第17話 曖昧な返事はよくない

 食べ終わった容器を持って階段を降りると、居間がなにやら騒がしい。テレビの音と、話し声が混じっている。

「やあねー」

 母がしきりに笑い声をあげていた。何事かと思って覗くと、机の上が花柄だのレースだのなんだのでいっぱいである。床にも大量のショッピングバッグが転がっていた。

「な、なんの祭り?」

「女の子ってほんといいわね、

 なんでうちには野郎ばっかり生まれちゃったのかしら」

 昨日の彼女が髪の毛に沢山の飾りをつけられて、助けを求めるような目でぼくを見た。机の上にはきらびやかな装飾品の数々が並べられている。

「女の子がひとりいるだけで、うちの中がほんと華やぐわぁ」

 母は喜んでいたが、彼女はどう見ても迷惑そうだった。あるいは困惑しているのかもしれない。

「ふたりで出掛けてたんだ」

「そうなの。ふたりでショッピング、ちょー楽しいー。

 ねーえ、これもちょっと着て見せてよー」

 花柄のスカートを指差しながら母が言う。ぼくには彼女のはしゃぐ意味がまったくもってわからなかった。もしぼくが女に生まれていたら、毎日こんなハイテンションな母と過ごさなければならなかったのだろうか。つくづく男に生まれてよかったと思った。

「牛丼、ごちそうさま」

 ぼくは小さくなって母をやり過ごすことにした。何食わぬ顔でゴミを処理し、そっと二階に引っ込もうとする。

「あ、ちょっと!これとこれ、どっちがいいと思う?」

 失敗した!ぼくは自分の作戦の不備を呪いながら、引きつる笑顔で

「こ、こっちのほうがよく似合うんじゃない?」

 などと言ってのける。
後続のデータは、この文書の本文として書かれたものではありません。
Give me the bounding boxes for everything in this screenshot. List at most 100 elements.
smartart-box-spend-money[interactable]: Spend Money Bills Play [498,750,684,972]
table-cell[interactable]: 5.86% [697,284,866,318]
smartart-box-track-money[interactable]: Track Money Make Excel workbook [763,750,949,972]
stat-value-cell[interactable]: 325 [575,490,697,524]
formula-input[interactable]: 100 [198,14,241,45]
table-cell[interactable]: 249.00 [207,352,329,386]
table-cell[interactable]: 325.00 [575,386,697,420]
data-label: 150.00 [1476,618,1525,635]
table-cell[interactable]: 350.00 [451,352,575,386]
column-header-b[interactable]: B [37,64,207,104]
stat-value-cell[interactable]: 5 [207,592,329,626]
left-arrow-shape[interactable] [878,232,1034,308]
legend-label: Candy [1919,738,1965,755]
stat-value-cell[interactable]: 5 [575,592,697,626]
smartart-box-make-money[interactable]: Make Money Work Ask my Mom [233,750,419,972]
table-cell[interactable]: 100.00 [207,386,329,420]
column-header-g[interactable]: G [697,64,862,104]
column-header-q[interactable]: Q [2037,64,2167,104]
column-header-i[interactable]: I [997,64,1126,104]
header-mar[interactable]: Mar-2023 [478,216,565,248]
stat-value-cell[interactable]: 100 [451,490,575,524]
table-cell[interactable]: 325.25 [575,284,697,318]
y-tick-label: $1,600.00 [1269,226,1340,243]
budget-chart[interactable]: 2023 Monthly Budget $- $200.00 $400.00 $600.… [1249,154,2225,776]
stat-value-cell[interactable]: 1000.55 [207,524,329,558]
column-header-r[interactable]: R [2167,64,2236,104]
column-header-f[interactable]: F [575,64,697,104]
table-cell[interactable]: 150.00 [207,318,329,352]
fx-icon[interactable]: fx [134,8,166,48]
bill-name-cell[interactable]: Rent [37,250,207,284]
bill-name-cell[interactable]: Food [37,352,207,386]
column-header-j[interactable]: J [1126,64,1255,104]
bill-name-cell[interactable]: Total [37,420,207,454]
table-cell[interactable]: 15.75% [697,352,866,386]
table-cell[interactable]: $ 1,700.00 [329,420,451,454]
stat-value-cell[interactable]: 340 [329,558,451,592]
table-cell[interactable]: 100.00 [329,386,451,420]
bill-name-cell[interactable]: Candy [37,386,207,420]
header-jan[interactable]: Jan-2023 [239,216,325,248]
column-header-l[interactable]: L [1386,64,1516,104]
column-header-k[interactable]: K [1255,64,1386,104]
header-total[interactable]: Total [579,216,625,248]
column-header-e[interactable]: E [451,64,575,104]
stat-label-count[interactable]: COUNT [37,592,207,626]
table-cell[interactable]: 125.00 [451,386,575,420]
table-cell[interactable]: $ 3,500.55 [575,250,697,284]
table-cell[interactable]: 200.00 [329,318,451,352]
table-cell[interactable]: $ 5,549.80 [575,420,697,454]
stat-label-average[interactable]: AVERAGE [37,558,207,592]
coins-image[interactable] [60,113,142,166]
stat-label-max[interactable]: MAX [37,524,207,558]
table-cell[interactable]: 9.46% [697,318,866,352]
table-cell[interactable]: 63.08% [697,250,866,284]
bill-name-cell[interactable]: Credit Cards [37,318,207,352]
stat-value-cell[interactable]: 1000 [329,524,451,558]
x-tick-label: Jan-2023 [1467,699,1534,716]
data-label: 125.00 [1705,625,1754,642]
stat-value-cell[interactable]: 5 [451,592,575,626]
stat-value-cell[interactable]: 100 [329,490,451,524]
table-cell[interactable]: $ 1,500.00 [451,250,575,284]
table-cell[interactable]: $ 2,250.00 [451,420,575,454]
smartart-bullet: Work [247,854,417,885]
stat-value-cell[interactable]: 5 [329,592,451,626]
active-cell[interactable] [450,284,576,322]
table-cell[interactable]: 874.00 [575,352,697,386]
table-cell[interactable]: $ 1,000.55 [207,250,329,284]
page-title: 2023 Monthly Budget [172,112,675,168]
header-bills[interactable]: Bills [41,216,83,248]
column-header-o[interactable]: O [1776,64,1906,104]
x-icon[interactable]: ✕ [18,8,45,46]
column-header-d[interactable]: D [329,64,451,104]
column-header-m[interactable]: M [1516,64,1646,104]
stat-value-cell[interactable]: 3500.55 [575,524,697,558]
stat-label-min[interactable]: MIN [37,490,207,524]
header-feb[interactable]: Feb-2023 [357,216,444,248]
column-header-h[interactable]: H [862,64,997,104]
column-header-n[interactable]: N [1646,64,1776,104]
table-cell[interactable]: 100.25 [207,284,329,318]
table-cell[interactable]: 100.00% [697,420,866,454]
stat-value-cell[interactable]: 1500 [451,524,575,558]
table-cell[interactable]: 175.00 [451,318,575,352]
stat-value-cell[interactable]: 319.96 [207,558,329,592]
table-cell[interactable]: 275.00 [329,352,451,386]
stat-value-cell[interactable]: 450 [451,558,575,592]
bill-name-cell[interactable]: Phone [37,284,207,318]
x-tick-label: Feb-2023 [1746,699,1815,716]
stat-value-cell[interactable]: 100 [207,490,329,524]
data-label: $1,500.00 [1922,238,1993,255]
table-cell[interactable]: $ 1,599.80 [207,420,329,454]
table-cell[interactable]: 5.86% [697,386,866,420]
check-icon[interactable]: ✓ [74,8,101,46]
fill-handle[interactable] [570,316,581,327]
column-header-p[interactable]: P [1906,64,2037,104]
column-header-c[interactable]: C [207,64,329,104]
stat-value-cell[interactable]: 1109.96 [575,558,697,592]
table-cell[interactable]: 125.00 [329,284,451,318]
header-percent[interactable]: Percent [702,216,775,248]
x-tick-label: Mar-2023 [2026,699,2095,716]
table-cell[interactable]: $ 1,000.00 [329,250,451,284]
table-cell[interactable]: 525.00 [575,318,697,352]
正直どっちの服がよりどうこうとかいうのは、まったく頭になかった。ただこの時間をどのようにして切り抜けるか、そんなことしか考えていなかったのだ。それなのに。女性はぼくの指差した方の服をまじまじと見つめ、そのオレンジのシャツを大事そうに胸元に引き寄せると、ぼくの顔を見て、笑った。まただ、またこの顔だ。ぼくは恥ずかしさに顔をそらした。

 どうしてこんなに屈託なく笑えるんだろう。どうしてこんな、なんの迷いもない目で他人の顔を直視できるんだろう。ぼくなんか、ぼくみたいな、こんな、男の前で。ぼくには彼女の顔がただただ眩しくて、そっとそこから遠ざかることしかできなかった。